Let's state upfront that the hot dogs I eat most often, and hence enjoy most, weren't included in this tasting. Those would be the small but delicious so-called Icelandic hot dog--actually a lamb dog-- at Hi Hello on Wyckoff, and the various Latin-inspired dogs at Guacoco, just around the corner, smothered in combinations of onions, eggs, peppers, avocado and cheese, in utter defiance of the mustard purists.
Speaking of purists, this tasting did start by bench-marking the day, with two straight offerings from Papaya Dog on First Avenue, one with mustard, one with ketchup. Cheap, unremarkable: the place to start.

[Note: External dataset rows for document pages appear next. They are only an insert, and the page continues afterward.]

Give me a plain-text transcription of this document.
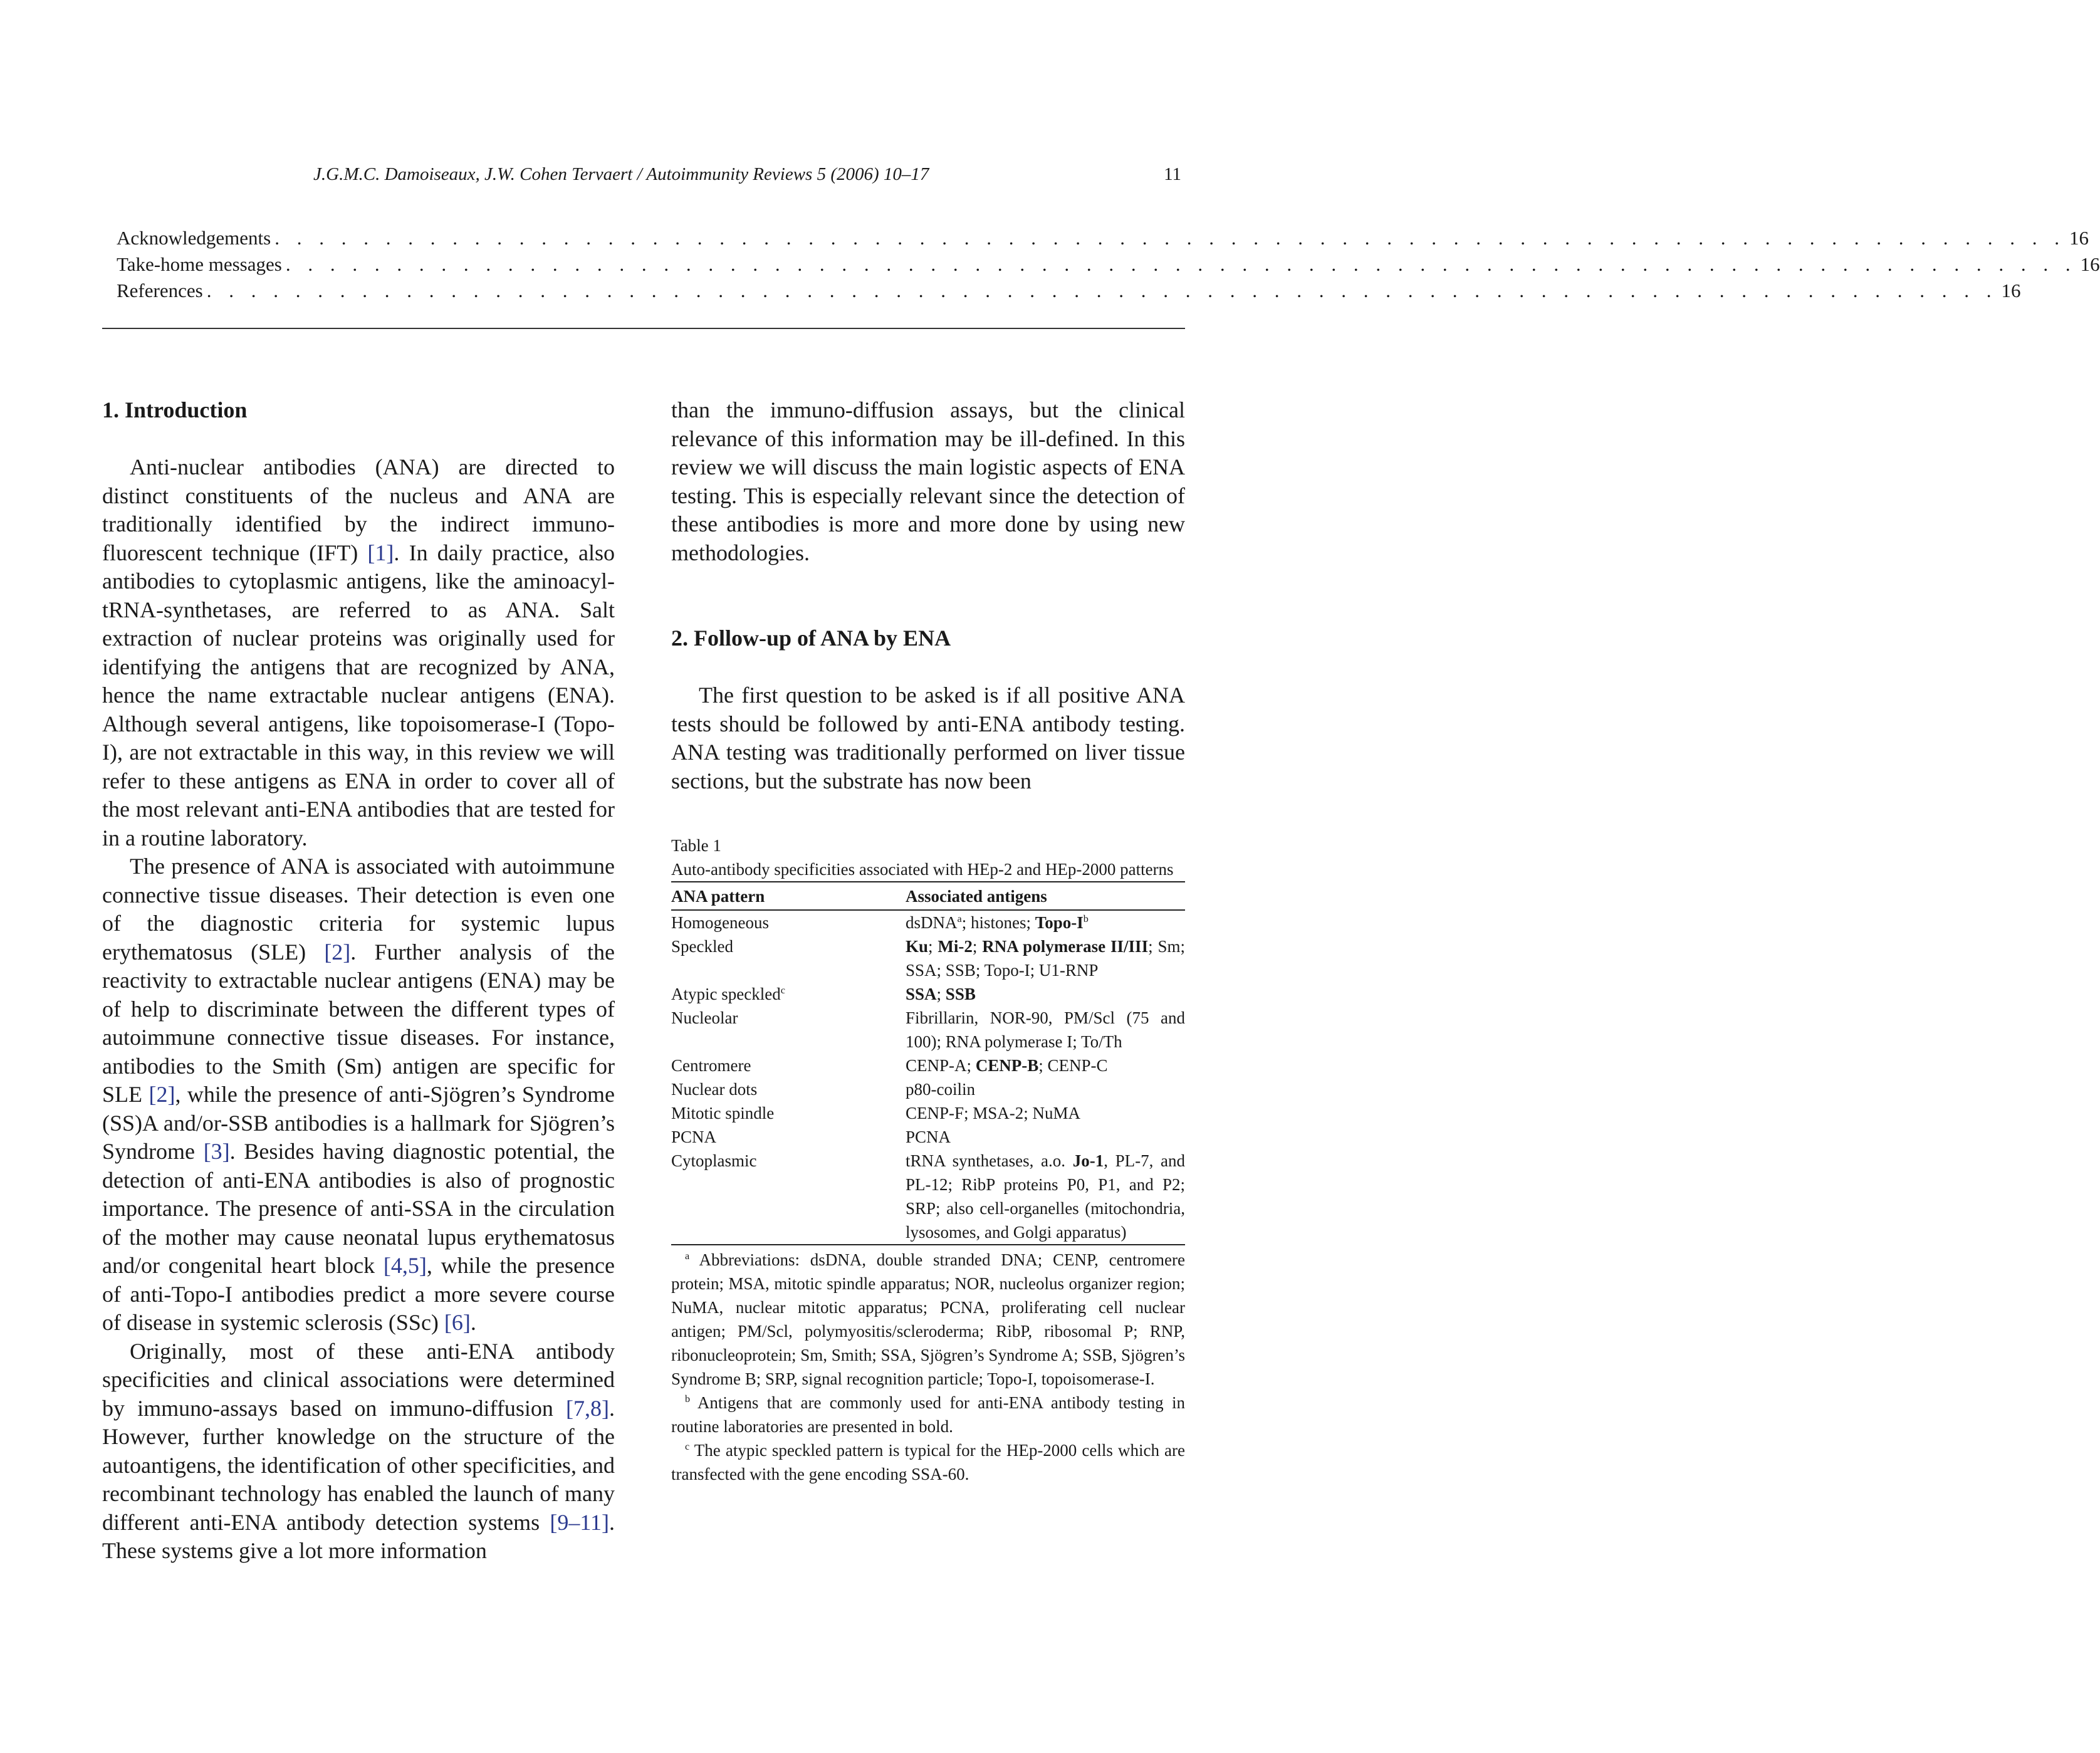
J.G.M.C. Damoiseaux, J.W. Cohen Tervaert / Autoimmunity Reviews 5 (2006) 10–17	11
Acknowledgements . . . . . . . . . . . . . . . . . . . . . . . . . . . . . . . . . . . . . . . . . . . . . . . . . . . . . . . . . . . . . . . . . . . . . . . . . . . . . . . . . 16
Take-home messages . . . . . . . . . . . . . . . . . . . . . . . . . . . . . . . . . . . . . . . . . . . . . . . . . . . . . . . . . . . . . . . . . . . . . . . . . . . . . . . . . 16
References . . . . . . . . . . . . . . . . . . . . . . . . . . . . . . . . . . . . . . . . . . . . . . . . . . . . . . . . . . . . . . . . . . . . . . . . . . . . . . . . . 16
1. Introduction

Anti-nuclear antibodies (ANA) are directed to distinct constituents of the nucleus and ANA are traditionally identified by the indirect immuno-fluorescent technique (IFT) [1]. In daily practice, also antibodies to cytoplasmic antigens, like the aminoacyl-tRNA-synthetases, are referred to as ANA. Salt extraction of nuclear proteins was originally used for identifying the antigens that are recognized by ANA, hence the name extractable nuclear antigens (ENA). Although several antigens, like topoisomerase-I (Topo-I), are not extractable in this way, in this review we will refer to these antigens as ENA in order to cover all of the most relevant anti-ENA antibodies that are tested for in a routine laboratory.

The presence of ANA is associated with autoimmune connective tissue diseases. Their detection is even one of the diagnostic criteria for systemic lupus erythematosus (SLE) [2]. Further analysis of the reactivity to extractable nuclear antigens (ENA) may be of help to discriminate between the different types of autoimmune connective tissue diseases. For instance, antibodies to the Smith (Sm) antigen are specific for SLE [2], while the presence of anti-Sjögren’s Syndrome (SS)A and/or-SSB antibodies is a hallmark for Sjögren’s Syndrome [3]. Besides having diagnostic potential, the detection of anti-ENA antibodies is also of prognostic importance. The presence of anti-SSA in the circulation of the mother may cause neonatal lupus erythematosus and/or congenital heart block [4,5], while the presence of anti-Topo-I antibodies predict a more severe course of disease in systemic sclerosis (SSc) [6].

Originally, most of these anti-ENA antibody specificities and clinical associations were determined by immuno-assays based on immuno-diffusion [7,8]. However, further knowledge on the structure of the autoantigens, the identification of other specificities, and recombinant technology has enabled the launch of many different anti-ENA antibody detection systems [9–11]. These systems give a lot more information

than the immuno-diffusion assays, but the clinical relevance of this information may be ill-defined. In this review we will discuss the main logistic aspects of ENA testing. This is especially relevant since the detection of these antibodies is more and more done by using new methodologies.

2. Follow-up of ANA by ENA

The first question to be asked is if all positive ANA tests should be followed by anti-ENA antibody testing. ANA testing was traditionally performed on liver tissue sections, but the substrate has now been

Table 1
Auto-antibody specificities associated with HEp-2 and HEp-2000 patterns
ANA pattern	Associated antigens
Homogeneous	dsDNA$^a$; histones; Topo-$I^b$
Speckled	Ku; Mi-2; RNA polymerase II/III; Sm; SSA; SSB; Topo-I; U1-RNP
Atypic speckled$^c$	SSA; SSB
Nucleolar	Fibrillarin, NOR-90, PM/Scl (75 and 100); RNA polymerase I; To/Th
Centromere	CENP-A; CENP-B; CENP-C
Nuclear dots	p80-coilin
Mitotic spindle	CENP-F; MSA-2; NuMA
PCNA	PCNA
Cytoplasmic	tRNA synthetases, a.o. Jo-1, PL-7, and PL-12; RibP proteins P0, P1, and P2; SRP; also cell-organelles (mitochondria, lysosomes, and Golgi apparatus)

$^a$ Abbreviations: dsDNA, double stranded DNA; CENP, centromere protein; MSA, mitotic spindle apparatus; NOR, nucleolus organizer region; NuMA, nuclear mitotic apparatus; PCNA, proliferating cell nuclear antigen; PM/Scl, polymyositis/scleroderma; RibP, ribosomal P; RNP, ribonucleoprotein; Sm, Smith; SSA, Sjögren’s Syndrome A; SSB, Sjögren’s Syndrome B; SRP, signal recognition particle; Topo-I, topoisomerase-I.

$^b$ Antigens that are commonly used for anti-ENA antibody testing in routine laboratories are presented in bold.

$^c$ The atypic speckled pattern is typical for the HEp-2000 cells which are transfected with the gene encoding SSA-60.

Things went downhill from there, as we followed a Robert Sietsema tip to Panya Bakery on Stuyvesant. The dog here, a cold rather than a hot dog, is wrapped in a sweet bun, drizzled with ketchup--or at least some kind of sweetish sauce which resembled ketchup as much as anything else. I've eaten Chinese-style hot dogs in sweet bread wrapping before, and this was about the worst. We didn't finish them.
Seeking to ring the changes, my daughter insisted on hiking across town to try the popular Ditch Dog at Ditch Plains, a long, griddled sausage drowning in mac'n'cheese. She rated this the highlight of the day, which is her way of telling me she prefers mac'n'cheese to hot dogs. "I'm more a hamburger girl," she said wistfully.
I can leave mac'n'cheese any time, so I took the dog straight--the Backyard Dog--and it was probably the winner of the day on size. Although I wasn't using a tape measure: that would be weird. Nice attempt to make the bun interesting by charring.
And the hot dog which has been named the city's best, Feltman's of Coney Island. It's named for the purported inventor of the hot dog, Charles Feltman, who sold them on Coney Island in the 1860s. This descendant of the original emerges from a window at St Mark's Theater on St Mark's Place. Whether or not you suspect the Germans were eating smoked frankfurters before Feltman had the idea, this is a serious contender. All natural with a serious snap to the skin, garnished with some honestly made sauerkraut, it probably was the best we tried (Panya's was easily the worst).
But from the lowlands of Papaya Dog to the heights of Feltman's is not a long gastronomic climb.